2 Tage mit einem Tesla Model S.. 2 Tage von Ladesäule zu Ladesäule in einem fahrenden Smartphone.


Was jetzt nicht unbedingt nach Spaß klingt, war ein 2 tägiger Einblick in die vermutliche Automobile Zukunft von Heute.

Okay.. Tesla sieht man schon überall. Aber mal ganz ehrlich, welches Auto strahlt mehr Zukunft aus als ein Tesla. Egal ob das Model S, 3 oder X ( SEX *hihi* Elon ist so witzig .. ) diese fahrenden Smartphones fallen einfach auf. Außer man steht bei einem Supercharger und wartet das man ein freies Ladekabel bekommt, dann dort treffen sich die Tesla Fahrer.

Aber wie kam es eigentlich dazu?

Long Story Short: Vor ein paar Jahren habe ich Mydays Gutscheine bekommen zu einem Erlebnis welches es anscheinend nie gab. Da die Gutscheine einen hohen Wert hatten habe ich mich entschieden sie für mehrere Erlebnisse einzusetzen, unter anderem 2 Tage Tesla Model S.

Der Gutschein gilt für die Autovermietung greenride. Sehr unkompliziert Buchung, Online einfach auswählen von wann bis wann und wo man den Tesla holt bzw. rück bringt. Und schon gehts ab.

Ich hatte den Gutschein für ein Model S 70D, 330 PS mit 300km Reichweite wobei 500 km inkl. waren. Laut Homepage zahlt man pro zusätzlichen Kilometer 1 Euro drauf, bei der Übergabe wurde das gleich revidiert, es herrsche ein Fairuse Prinzip sofern man es nicht übertreibe („ab 800-900 km fangen wir zu verrechnen an“).  Die Einweisung in das Fahrzeug ging schnell, die „Macken“ des über 200.000 km gefahrenen Mietwagen aufzuzeichnen dauerte fast länger. Hier eine kleine Schramme, hier eine kaputte Halterung, bei dem Kilometerstand eigentlich ganz normal.
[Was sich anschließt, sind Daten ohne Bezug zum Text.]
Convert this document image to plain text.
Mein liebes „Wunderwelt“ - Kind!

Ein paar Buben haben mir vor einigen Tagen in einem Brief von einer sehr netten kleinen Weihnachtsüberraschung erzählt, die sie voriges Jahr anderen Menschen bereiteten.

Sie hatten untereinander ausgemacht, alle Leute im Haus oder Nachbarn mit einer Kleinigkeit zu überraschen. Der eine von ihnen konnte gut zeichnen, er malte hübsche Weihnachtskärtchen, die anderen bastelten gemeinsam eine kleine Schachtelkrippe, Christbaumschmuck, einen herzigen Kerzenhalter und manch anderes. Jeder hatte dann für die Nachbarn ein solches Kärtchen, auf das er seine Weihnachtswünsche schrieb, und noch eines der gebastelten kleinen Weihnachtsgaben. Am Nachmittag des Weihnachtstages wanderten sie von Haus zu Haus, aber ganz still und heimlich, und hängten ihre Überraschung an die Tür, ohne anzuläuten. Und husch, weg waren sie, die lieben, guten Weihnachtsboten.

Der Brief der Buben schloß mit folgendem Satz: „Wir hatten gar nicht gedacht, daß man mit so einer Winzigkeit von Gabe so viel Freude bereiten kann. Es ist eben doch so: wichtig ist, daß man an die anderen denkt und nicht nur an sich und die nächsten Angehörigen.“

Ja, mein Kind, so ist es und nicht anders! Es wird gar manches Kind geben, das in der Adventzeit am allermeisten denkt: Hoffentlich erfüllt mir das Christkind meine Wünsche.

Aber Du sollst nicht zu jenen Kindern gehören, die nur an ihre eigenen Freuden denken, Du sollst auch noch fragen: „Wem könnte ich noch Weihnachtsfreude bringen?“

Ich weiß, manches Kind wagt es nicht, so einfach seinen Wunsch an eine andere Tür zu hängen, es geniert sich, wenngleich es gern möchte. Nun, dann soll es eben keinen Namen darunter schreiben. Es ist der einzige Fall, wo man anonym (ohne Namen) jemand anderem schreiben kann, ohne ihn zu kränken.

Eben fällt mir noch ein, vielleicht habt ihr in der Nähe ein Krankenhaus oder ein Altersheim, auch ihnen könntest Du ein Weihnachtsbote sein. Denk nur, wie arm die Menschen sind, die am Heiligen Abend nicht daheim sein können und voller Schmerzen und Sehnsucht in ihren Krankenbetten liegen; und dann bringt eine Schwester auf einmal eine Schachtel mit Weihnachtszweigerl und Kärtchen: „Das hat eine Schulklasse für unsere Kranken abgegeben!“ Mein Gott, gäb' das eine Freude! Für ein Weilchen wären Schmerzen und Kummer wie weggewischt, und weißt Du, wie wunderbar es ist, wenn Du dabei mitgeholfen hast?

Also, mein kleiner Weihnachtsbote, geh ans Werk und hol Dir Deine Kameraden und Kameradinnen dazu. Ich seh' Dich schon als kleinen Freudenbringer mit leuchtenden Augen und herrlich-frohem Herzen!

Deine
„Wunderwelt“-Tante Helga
Übergaben wurde mir der Tesla mit gut 90% Ladestand, das reicht für 300km. 

Der erste Stop

Kaum hatte ich Frau und Kinder in den Tesla verfrachtet, ging es schon Richtung Stegersbach den Trummer Fruchtsaft Bestand Zuhause aufstocken.

141km in eine Richtung, bei 300km Reichweite, ja eigentlich kein Problem. Wenn es doch nur so einfach wäre. Durch Temperaturen von 30°+ lief die Klimaanlage im Tesla die ganze Zeit während wir im Auto waren. Und wenn man schon mal so ein Smartphone auf Rädern hat, dann will man ja auch nicht dauernd mit dem Tempomaten fahren, somit keine optimale Ausgangsposition für hohe Reichweiten in einem „Stromer“.  Aber eh, es gibt doch nen Supercharger in Wiener Neustadt, den werden wir einfach bei der Rückfahrt besuchen. So der Plan…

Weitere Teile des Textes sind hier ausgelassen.